JSR believes that this demonstration shows AI’s potential for addressing challenges that previously could not be resolved at chemical plants, and will investigate its application to other processes and plants with the aim of achieving further improvements in productivity.
Going forward, the two companies will continue to work together and investigate ways of using AI in plants.

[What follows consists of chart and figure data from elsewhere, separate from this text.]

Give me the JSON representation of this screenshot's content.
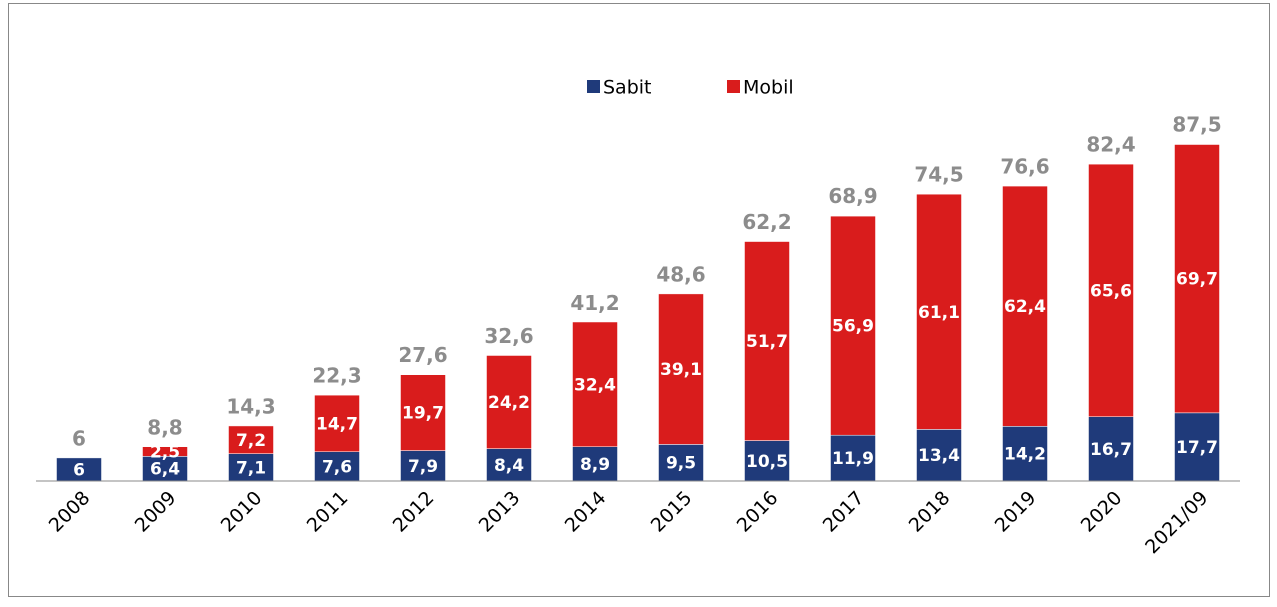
{
  "chart_data": {
    "type": "stacked_bar",
    "categories": [
      "2008",
      "2009",
      "2010",
      "2011",
      "2012",
      "2013",
      "2014",
      "2015",
      "2016",
      "2017",
      "2018",
      "2019",
      "2020",
      "2021/09"
    ],
    "series": [
      {
        "name": "Sabit",
        "color": "#1f3a7a",
        "values": [
          6,
          6.4,
          7.1,
          7.6,
          7.9,
          8.4,
          8.9,
          9.5,
          10.5,
          11.9,
          13.4,
          14.2,
          16.7,
          17.7
        ],
        "value_labels": [
          "6",
          "6,4",
          "7,1",
          "7,6",
          "7,9",
          "8,4",
          "8,9",
          "9,5",
          "10,5",
          "11,9",
          "13,4",
          "14,2",
          "16,7",
          "17,7"
        ]
      },
      {
        "name": "Mobil",
        "color": "#d91c1c",
        "values": [
          null,
          2.5,
          7.2,
          14.7,
          19.7,
          24.2,
          32.4,
          39.1,
          51.7,
          56.9,
          61.1,
          62.4,
          65.6,
          69.7
        ],
        "value_labels": [
          null,
          "2,5",
          "7,2",
          "14,7",
          "19,7",
          "24,2",
          "32,4",
          "39,1",
          "51,7",
          "56,9",
          "61,1",
          "62,4",
          "65,6",
          "69,7"
        ]
      }
    ],
    "totals": {
      "values": [
        6,
        8.8,
        14.3,
        22.3,
        27.6,
        32.6,
        41.2,
        48.6,
        62.2,
        68.9,
        74.5,
        76.6,
        82.4,
        87.5
      ],
      "value_labels": [
        "6",
        "8,8",
        "14,3",
        "22,3",
        "27,6",
        "32,6",
        "41,2",
        "48,6",
        "62,2",
        "68,9",
        "74,5",
        "76,6",
        "82,4",
        "87,5"
      ]
    },
    "ylim": [
      0,
      100
    ],
    "legend": "top"
  }
}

Masataka Masutani, general manager of production technology at JSR, commented, “In an environment that is changing due to factors such as the fully-fledged introduction of 5G and other developments towards a digital society, as well as the aging of the human resources who ensure plant safety and a lack of human resources to replace them, the petrochemical industry is under strong pressure to improve safety and efficiency in its production activities by utilizing new technologies such as IoT and AI. The orientation of JSR is toward making production smart through a proactive incorporation of drones, IoT sensors, cameras, and other new technologies, and in this experiment, we took on the challenge of the automation of plant process control using AI control technology. We verified that AI is able to autonomously control the processes that were previously performed manually on the basis of operators’ experience, and we are firmly convinced of the usefulness and future potential of AI control. From those in the field, we have heard comments saying that not only has the burden on operators been reduced, but the very fact that we have taken on the challenge of this new technology and succeeded is motivation for taking forward DX into the future. Henceforth, we shall expand operations controlled with AI, and work to enhance chemical plant safety, stability, and competitiveness.”

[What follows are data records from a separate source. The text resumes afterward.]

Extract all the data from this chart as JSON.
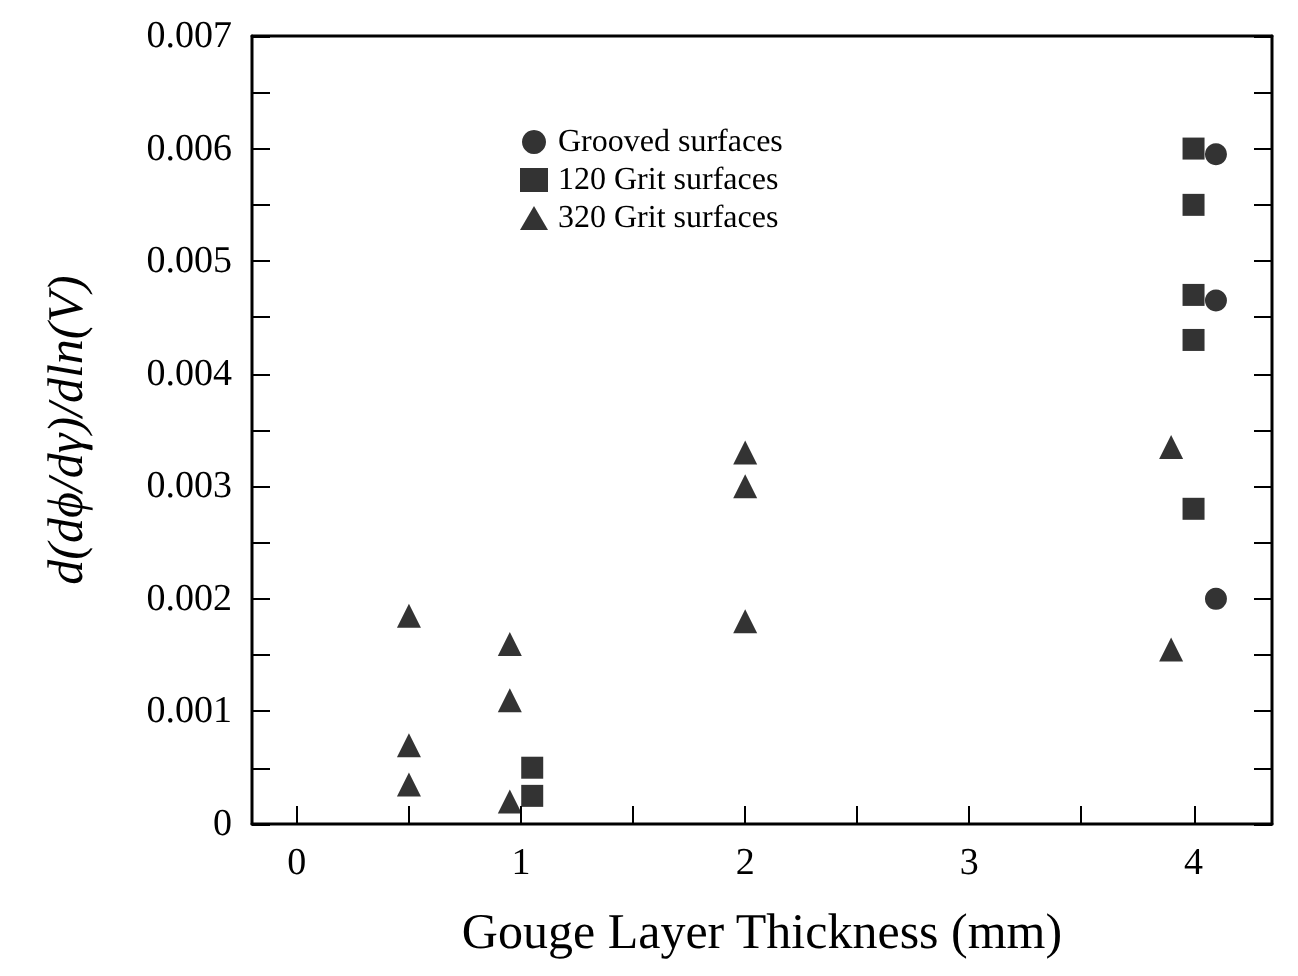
{
  "chart_data": {
    "type": "scatter",
    "xlabel": "Gouge Layer Thickness (mm)",
    "ylabel": "d(dϕ/dγ)/dln(V)",
    "xlim": [
      -0.2,
      4.35
    ],
    "xticks": [
      0,
      {
        "value": 0.5,
        "label": null
      },
      1,
      {
        "value": 1.5,
        "label": null
      },
      2,
      {
        "value": 2.5,
        "label": null
      },
      3,
      {
        "value": 3.5,
        "label": null
      },
      4
    ],
    "ylim": [
      0,
      0.007
    ],
    "yticks": [
      0,
      {
        "value": 0.0005,
        "label": null
      },
      0.001,
      {
        "value": 0.0015,
        "label": null
      },
      0.002,
      {
        "value": 0.0025,
        "label": null
      },
      0.003,
      {
        "value": 0.0035,
        "label": null
      },
      0.004,
      {
        "value": 0.0045,
        "label": null
      },
      0.005,
      {
        "value": 0.0055,
        "label": null
      },
      0.006,
      {
        "value": 0.0065,
        "label": null
      },
      0.007
    ],
    "grid": false,
    "legend": "top",
    "series": [
      {
        "name": "Grooved surfaces",
        "color": "#000000",
        "marker": "circle",
        "x": [
          4.1,
          4.1,
          4.1
        ],
        "values": [
          0.00595,
          0.00465,
          0.002
        ]
      },
      {
        "name": "120 Grit surfaces",
        "color": "#000000",
        "marker": "square",
        "x": [
          4.0,
          4.0,
          4.0,
          4.0,
          4.0,
          1.05,
          1.05
        ],
        "values": [
          0.006,
          0.0055,
          0.0047,
          0.0043,
          0.0028,
          0.0005,
          0.00025
        ]
      },
      {
        "name": "320 Grit surfaces",
        "color": "#000000",
        "marker": "triangle",
        "x": [
          0.5,
          0.5,
          0.5,
          0.95,
          0.95,
          0.95,
          2,
          2,
          2,
          3.9,
          3.9
        ],
        "values": [
          0.00185,
          0.0007,
          0.00035,
          0.0016,
          0.0011,
          0.0002,
          0.0033,
          0.003,
          0.0018,
          0.00335,
          0.00155
        ]
      }
    ]
  }
}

Takamitsu Matsubara, associate professor at NAIST, remarked, “I am very glad to hear that this field test was successful. Data analysis and machine learning are now being applied to chemical plant operations, but technology that can be used in autonomous control and the optimization of operations has not been fully ready until now. The reinforcement learning AI FKDPP algorithm was jointly developed by Yokogawa and NAIST in 2018 to realize autonomous control in chemical plants. Despite having to refer to a large number of sensors and control valves, the AI can generate a robust control policy in a limited number of learning trials. These features helped to improve the efficiency of the development process, and led to the achievement of autonomous control for a long period of 840 hours during the field test. I think this very difficult achievement of autonomous control in an actual distillation column and the fact that the level of practical application has been raised to the point where the entire production process and safety are integrated into one system have great significance for the entire industry. I look forward to seeing what happens next with this technology.”

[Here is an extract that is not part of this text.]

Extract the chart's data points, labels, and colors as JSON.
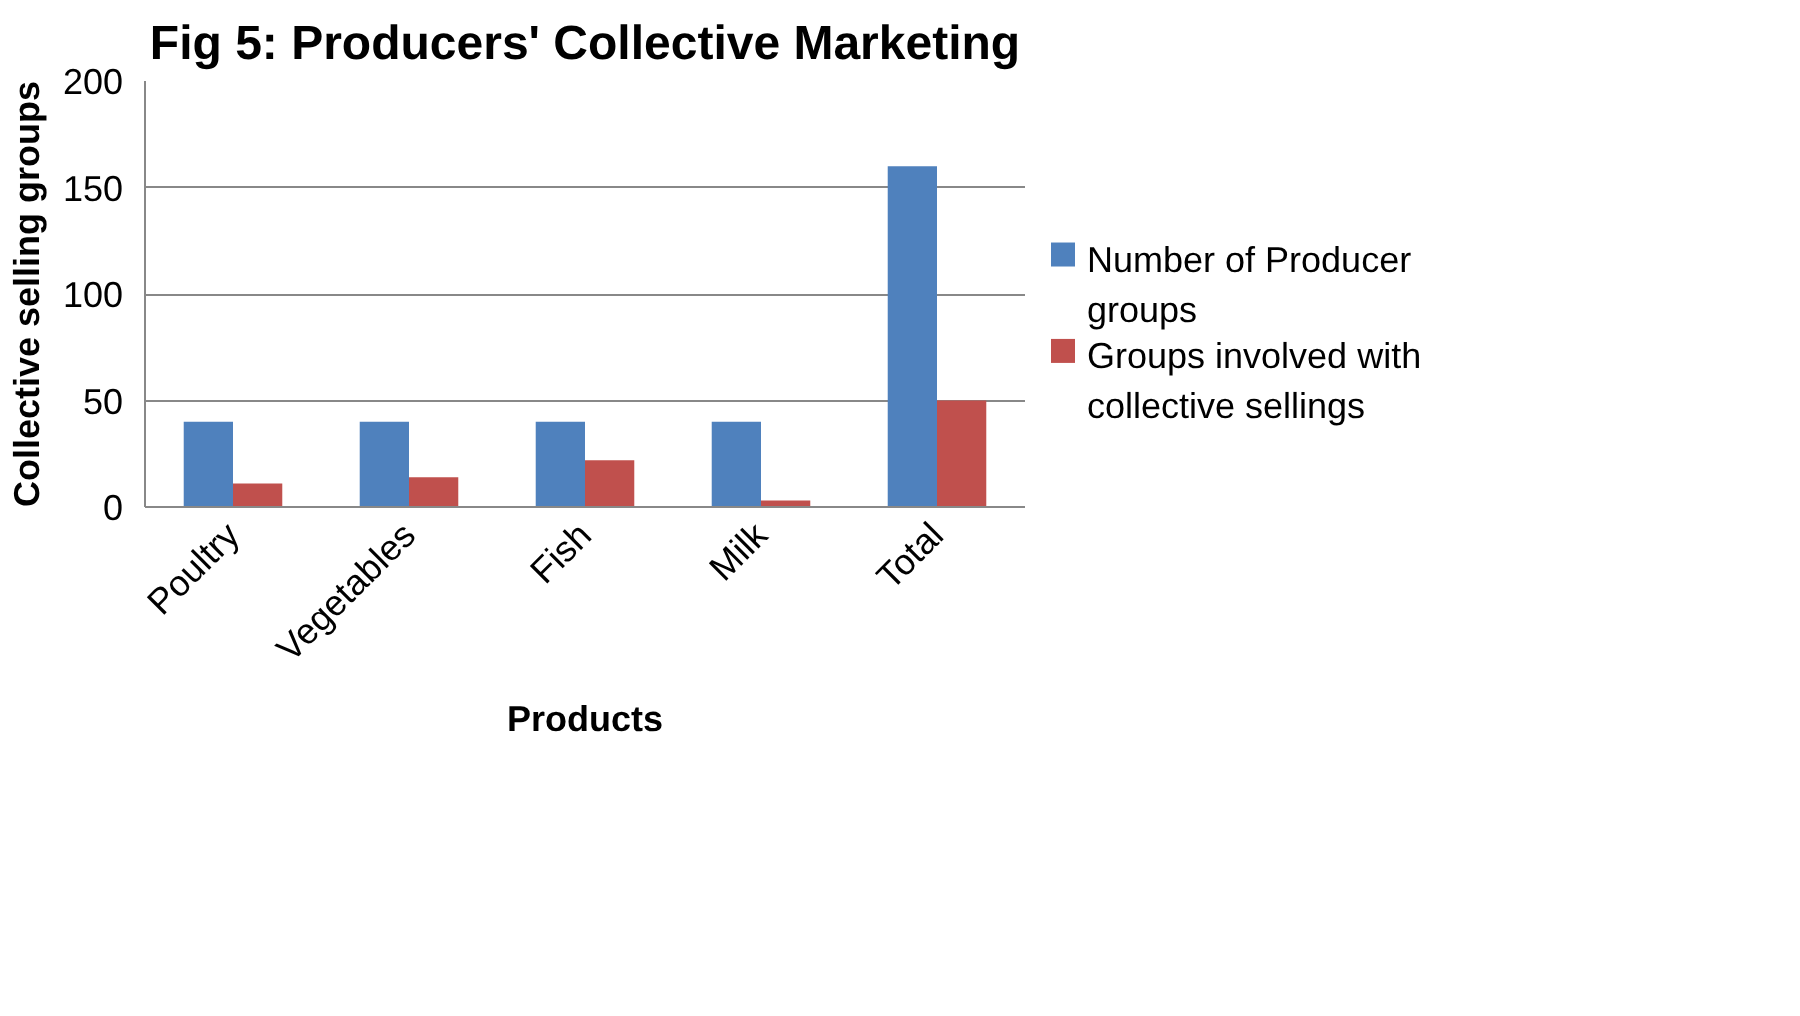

Yokogawa Electric vice president and head of Yokogawa Products Headquarters, Kenji Hasegawa, added, “The success of this field test came from bringing together the deep knowledge of the production process and operational aspects that only the customer can provide, and Yokogawa’s strength of leveraging measurement, control, and information to produce value. It suggests that an autonomous control AI (FKDPP) can significantly contribute to the autonomization of production, maximization of ROI, and environmental sustainability around the world. Yokogawa led the world in the development of distributed control systems that control and monitor the operation of plant production facilities, and has supported the growth of a range of industries. With our gaze fixed firmly on a world of autonomous operation that forms the model for the future of industries, we are now promoting the concept of IA2IA – Industrial Automation to Industrial Autonomy. To achieve strong and flexible production that takes into consideration the impact of differences in humans, machines, materials, and methods, the 4Ms, in the energy, materials, pharmaceuticals, and many other industries, we will accelerate the joint development of autonomous control AI with our customers around the world.”